Current protocol requires farmers to destroy entire herds when bovine TB is detected. Since 2023, cases have appeared across Alberta, Saskatchewan, and Manitoba, devastating family operations and wiping out years of careful breeding work.

Canadian Scientists Create First TB Vaccine for Cattle

The only existing TB vaccine, BCG, has been used in humans for decades but creates a major problem for livestock. Animals vaccinated with BCG test positive for TB whether they're infected or not, making disease detection impossible.

The Ripple Effect

A successful cattle vaccine would be the first of its kind anywhere in the world. No country currently has a licensed bovine TB vaccine that allows for accurate disease testing.

The research team must now prove exactly how MSX-1 works and confirm it's completely safe for animals entering the food chain. They also need to verify the vaccine doesn't affect cattle growth rates, a critical concern for beef producers.

Chen calls it a parallel journey: testing the vaccine in cattle while simultaneously mapping out the immune response it triggers.
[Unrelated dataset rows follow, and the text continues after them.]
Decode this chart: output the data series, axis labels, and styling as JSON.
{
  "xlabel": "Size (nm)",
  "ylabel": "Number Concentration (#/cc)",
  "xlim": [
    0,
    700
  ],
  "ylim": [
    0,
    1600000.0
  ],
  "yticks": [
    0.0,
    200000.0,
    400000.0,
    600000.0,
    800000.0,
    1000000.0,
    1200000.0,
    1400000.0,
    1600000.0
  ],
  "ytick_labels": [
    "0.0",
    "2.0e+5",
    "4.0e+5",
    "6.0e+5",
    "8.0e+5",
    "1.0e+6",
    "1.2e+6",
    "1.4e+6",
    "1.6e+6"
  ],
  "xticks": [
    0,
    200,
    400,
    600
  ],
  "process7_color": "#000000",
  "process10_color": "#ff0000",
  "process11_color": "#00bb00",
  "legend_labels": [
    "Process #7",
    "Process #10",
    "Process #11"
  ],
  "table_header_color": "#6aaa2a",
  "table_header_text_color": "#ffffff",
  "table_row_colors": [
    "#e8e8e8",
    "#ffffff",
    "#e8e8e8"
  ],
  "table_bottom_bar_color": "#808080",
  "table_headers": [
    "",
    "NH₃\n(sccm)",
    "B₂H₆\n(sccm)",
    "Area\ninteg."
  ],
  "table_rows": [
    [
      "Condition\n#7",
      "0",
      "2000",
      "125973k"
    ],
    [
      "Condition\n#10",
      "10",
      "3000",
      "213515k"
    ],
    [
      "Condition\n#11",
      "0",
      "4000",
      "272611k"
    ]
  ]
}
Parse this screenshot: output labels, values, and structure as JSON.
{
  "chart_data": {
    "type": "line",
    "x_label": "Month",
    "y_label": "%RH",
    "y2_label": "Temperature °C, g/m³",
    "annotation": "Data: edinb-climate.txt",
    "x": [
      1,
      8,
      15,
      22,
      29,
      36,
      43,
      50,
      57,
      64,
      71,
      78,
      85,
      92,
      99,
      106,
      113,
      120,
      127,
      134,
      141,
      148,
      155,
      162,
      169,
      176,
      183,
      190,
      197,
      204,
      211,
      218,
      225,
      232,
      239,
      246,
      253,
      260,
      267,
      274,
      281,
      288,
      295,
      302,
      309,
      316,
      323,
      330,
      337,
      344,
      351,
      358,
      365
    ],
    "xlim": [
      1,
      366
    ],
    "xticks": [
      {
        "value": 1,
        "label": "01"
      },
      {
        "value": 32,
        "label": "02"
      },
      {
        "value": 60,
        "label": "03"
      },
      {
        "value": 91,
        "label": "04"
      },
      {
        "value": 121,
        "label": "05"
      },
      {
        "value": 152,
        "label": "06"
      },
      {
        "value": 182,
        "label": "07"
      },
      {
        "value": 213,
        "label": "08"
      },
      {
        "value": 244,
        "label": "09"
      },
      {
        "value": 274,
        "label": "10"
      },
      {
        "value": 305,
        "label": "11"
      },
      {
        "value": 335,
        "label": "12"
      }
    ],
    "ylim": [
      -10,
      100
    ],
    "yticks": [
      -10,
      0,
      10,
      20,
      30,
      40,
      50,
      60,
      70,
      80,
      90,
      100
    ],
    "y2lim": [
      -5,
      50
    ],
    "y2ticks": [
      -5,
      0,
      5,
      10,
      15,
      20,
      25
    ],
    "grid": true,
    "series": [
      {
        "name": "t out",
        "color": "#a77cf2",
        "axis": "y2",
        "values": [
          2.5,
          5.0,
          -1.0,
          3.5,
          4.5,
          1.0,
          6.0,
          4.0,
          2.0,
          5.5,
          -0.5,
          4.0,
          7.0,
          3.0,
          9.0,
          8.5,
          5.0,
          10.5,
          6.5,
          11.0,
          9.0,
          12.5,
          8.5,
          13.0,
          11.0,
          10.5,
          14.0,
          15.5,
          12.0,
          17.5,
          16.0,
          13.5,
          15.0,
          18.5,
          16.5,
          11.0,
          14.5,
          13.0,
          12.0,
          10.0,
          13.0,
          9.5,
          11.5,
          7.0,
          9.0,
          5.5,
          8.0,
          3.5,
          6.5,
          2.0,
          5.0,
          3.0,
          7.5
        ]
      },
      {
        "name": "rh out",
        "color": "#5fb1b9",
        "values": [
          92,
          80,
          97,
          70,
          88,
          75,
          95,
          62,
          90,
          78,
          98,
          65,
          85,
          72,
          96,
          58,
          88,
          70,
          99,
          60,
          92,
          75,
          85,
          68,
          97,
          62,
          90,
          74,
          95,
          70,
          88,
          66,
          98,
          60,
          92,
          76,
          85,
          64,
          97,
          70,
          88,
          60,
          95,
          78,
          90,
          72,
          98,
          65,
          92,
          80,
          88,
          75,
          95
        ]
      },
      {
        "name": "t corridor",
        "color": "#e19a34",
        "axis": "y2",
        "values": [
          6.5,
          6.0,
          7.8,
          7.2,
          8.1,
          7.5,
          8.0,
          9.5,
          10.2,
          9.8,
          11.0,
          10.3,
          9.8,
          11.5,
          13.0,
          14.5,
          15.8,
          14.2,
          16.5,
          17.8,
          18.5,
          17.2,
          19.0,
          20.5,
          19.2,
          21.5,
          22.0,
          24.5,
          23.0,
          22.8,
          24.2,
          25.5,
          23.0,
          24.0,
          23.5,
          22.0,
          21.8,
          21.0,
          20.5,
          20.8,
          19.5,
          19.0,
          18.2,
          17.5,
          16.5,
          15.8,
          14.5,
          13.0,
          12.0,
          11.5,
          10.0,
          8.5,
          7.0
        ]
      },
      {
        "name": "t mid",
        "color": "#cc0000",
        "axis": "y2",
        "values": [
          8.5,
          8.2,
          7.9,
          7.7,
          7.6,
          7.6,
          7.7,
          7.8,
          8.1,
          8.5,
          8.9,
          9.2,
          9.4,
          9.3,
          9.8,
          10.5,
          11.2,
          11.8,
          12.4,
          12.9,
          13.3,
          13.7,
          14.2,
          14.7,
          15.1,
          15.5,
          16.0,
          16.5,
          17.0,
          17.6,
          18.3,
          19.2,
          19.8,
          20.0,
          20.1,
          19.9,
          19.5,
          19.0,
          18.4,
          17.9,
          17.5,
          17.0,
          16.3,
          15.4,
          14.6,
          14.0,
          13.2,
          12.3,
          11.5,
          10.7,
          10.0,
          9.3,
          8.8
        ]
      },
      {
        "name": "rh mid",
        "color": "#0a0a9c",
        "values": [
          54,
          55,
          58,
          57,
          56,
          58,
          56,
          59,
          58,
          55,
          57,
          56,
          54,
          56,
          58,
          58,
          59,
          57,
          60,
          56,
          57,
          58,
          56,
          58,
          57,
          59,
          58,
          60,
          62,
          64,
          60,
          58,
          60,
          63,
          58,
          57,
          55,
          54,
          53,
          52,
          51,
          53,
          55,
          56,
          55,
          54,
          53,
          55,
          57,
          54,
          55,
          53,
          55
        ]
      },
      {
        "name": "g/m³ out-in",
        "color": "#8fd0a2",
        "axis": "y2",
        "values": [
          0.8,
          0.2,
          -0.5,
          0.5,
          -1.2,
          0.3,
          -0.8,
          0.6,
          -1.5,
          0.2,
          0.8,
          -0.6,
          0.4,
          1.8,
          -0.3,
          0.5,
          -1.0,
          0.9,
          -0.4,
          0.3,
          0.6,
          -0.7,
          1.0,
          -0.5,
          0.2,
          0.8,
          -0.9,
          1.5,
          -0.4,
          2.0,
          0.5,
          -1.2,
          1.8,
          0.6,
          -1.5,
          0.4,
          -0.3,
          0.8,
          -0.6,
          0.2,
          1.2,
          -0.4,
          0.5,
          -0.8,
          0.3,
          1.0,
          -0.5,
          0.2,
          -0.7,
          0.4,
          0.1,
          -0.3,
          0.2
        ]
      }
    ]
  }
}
Both pieces are essential for regulatory approval.

The federal government recently extended tax deferrals for producers affected by bovine TB in 2024 and 2025, acknowledging the financial devastation these outbreaks cause. A working vaccine would eliminate the need for such emergency measures.

If MSX-1 succeeds in cattle trials and gains regulatory approval, Canada will have created something the entire world needs. Chen says it would be the proudest moment of his research career.

The next phase begins soon: isolating common TB strains from actual farms and testing whether this homegrown solution can finally give cattle producers a real defense against a disease that has haunted them for generations.